Build a `TableSchema` directly from a dict of column definitions when the row type is dynamic:

```python
from cocoindex.connectors.falkordb import TableSchema, ColumnDef

schema = TableSchema(
    columns={
        "filename": ColumnDef(type="string"),
        "title": ColumnDef(type="string"),
        "summary": ColumnDef(type="string", nullable=True),
    },
    primary_key="filename",
)
```

`ColumnDef` fields:

- `type` — The FalkorDB type string (metadata only; see table above).
- `nullable` — Whether the column may be `None`. Defaults to `True`.
- `encoder` — Optional `Callable[[Any], Any]` applied to non-`None` values before they're sent to FalkorDB.

### DDL: indexes and constraints

For each managed table, the connector creates the supporting Cypher index on the primary key field on first run:

- For node tables: `CREATE INDEX FOR (e:Label) ON (e.<pk>)`.
- For relation tables: `CREATE INDEX FOR ()-[e:RelType]-() ON (e.<pk>)`.

It then attempts a uniqueness constraint via the `GRAPH.CONSTRAINT CREATE` Redis command (best-effort — failures are logged but do not abort). Indexes and constraints are dropped on `cocoindex drop` or when the table is no longer declared.
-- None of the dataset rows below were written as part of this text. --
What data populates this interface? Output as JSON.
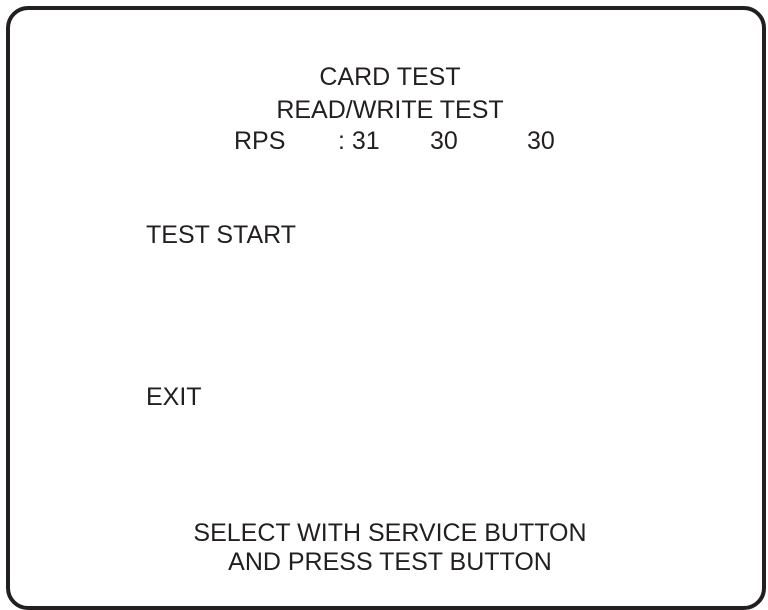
{
  "screen": {
    "title": "CARD TEST",
    "subtitle": "READ/WRITE TEST",
    "rps": {
      "label": "RPS",
      "separator": ": 31",
      "value_2": "30",
      "value_3": "30"
    },
    "menu": {
      "items": [
        {
          "label": "TEST START"
        },
        {
          "label": "EXIT"
        }
      ]
    },
    "footer": {
      "line1": "SELECT WITH SERVICE BUTTON",
      "line2": "AND PRESS TEST BUTTON"
    }
  }
}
When `managed_by="user"` is set, the connector skips DDL entirely — you're responsible for creating and dropping the schema. Record-level upserts and deletes still work.

### Example: Node tables

```python
from collections.abc import AsyncIterator
from dataclasses import dataclass
import cocoindex as coco
from cocoindex.connectors import falkordb

KG_DB: coco.ContextKey[falkordb.ConnectionFactory] = coco.ContextKey("kg_db")


@dataclass
class Document:
    filename: str
    title: str
    summary: str


@coco.lifespan
async def coco_lifespan(builder: coco.EnvironmentBuilder) -> AsyncIterator[None]:
    builder.provide(KG_DB, falkordb.ConnectionFactory(
        uri="falkor://localhost:6379", graph="knowledge_graph",
    ))
    yield


@coco.fn
async def app_main() -> None:
    schema = await falkordb.TableSchema.from_class(Document, primary_key="filename")
    documents = await falkordb.mount_table_target(
        KG_DB, "Document", schema, primary_key="filename",
    )
    documents.declare_record(
        row=Document(
            filename="overview.md",
            title="Overview",
            summary="An overview of CocoIndex...",
        )
    )


app = coco.App(coco.AppConfig(name="docs_to_falkordb"), app_main)
```

### Example: Relation tables (knowledge graph)

```python
@dataclass
class Entity:
    value: str


@dataclass
class RelationshipRow:
    id: str
    predicate: str


@coco.fn
async def kg_app_main() -> None:
    documents = await falkordb.mount_table_target(
        KG_DB, "Document",
        await falkordb.TableSchema.from_class(Document, primary_key="filename"),
        primary_key="filename",
    )
    entities = await falkordb.mount_table_target(
        KG_DB, "Entity",
        await falkordb.TableSchema.from_class(Entity, primary_key="value"),
        primary_key="value",
    )
    relationships = await falkordb.mount_relation_target(
        KG_DB, "RELATIONSHIP",
        entities, entities,
        await falkordb.TableSchema.from_class(RelationshipRow, primary_key="id"),
        primary_key="id",
    )

    # populate ...
    documents.declare_record(row=Document(filename="overview.md", title="Overview", summary="..."))
    entities.declare_record(row=Entity(value="CocoIndex"))
    entities.declare_record(row=Entity(value="FalkorDB"))
    relationships.declare_relation(
        from_id="CocoIndex",
        to_id="FalkorDB",
        record=RelationshipRow(id="rel-1", predicate="writes_to"),
    )


kg_app = coco.App(coco.AppConfig(name="kg_app"), kg_app_main)
```

The `Entity` table is declared up-front (via `mount_table_target`) so its index and constraint are reconciled before any `RELATIONSHIP` edge MERGEs entity endpoints. The relationship's three-MERGE pattern (source endpoint → target endpoint → edge) means missing endpoints are auto-created — but it's good practice to declare them explicitly so deletion-cascade behavior stays predictable.